I explained and she was elated. It turned out one of her brothers, another Guillermo, who lives in L.A. has his birthday coming up soon. I passed on Veronika's contact details – it would make a wonderful birthday surprise!

I am really thrilled that my inconsequential musings have led to a reunion of friends after almost thirty years! Once again, we have an elegant proof of the theory of six degrees of separation.

Speaking of cuteness, I was inspired by these Amai tea cookies. There is no Dean & Deluca around so I hope the cool folks at Lovescool, the maker of Amai, don't mind me whipping up a batch of Matcha cookies in my kitchen.

These cookies are all buttery-crumbly, perfect with a cup of good tea. I used a pretty but rather intricate leave cutter which was hard work with the soft dough so I would recommend you stick to simpler shapes. The quantity makes 28 cookies but you can use half of the dough and freeze half.

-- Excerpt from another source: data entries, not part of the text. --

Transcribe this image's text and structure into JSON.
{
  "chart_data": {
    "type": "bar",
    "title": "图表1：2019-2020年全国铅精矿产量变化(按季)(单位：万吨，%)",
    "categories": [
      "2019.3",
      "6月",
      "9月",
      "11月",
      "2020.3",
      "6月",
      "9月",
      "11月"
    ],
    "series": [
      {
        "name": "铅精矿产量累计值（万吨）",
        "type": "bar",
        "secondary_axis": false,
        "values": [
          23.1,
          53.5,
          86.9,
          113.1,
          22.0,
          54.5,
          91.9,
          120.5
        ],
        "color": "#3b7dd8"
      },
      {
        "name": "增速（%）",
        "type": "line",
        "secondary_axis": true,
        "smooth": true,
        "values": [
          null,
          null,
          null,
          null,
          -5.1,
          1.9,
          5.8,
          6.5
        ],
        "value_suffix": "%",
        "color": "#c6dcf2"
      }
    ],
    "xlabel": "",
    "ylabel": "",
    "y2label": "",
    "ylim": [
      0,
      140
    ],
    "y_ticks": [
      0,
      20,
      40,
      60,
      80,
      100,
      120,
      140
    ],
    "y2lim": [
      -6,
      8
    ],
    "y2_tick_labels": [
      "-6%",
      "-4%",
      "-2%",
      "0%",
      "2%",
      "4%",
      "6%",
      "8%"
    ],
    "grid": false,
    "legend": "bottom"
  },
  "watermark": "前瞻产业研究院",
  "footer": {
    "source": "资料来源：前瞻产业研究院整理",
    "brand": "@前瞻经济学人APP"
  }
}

Matcha Shortbread Cookies:

120g unsalted butter, softened at room temp.
1/3 cup lightly packed light brown sugar
2 tsp Matcha powder
1 1/4 cups plain flour
pinch of salt

Cream the butter and sugar until well blended. Mix in the Matcha powder. Add flour and salt and mix until dough comes together.

Turn the dough out onto a sheet of plastic wrap. Use the plastic to help form the dough into a log about 7-inches long. Wrap in plastic and refrigerate at least 6 hours and up to 3 days.

Preheat oven to 180C. Cut the chilled dough into 1/4-inch slices and arrange on parchment lined sheet pans. Bake until the tops look dry and edges just start to brown, about 10-15 minutes.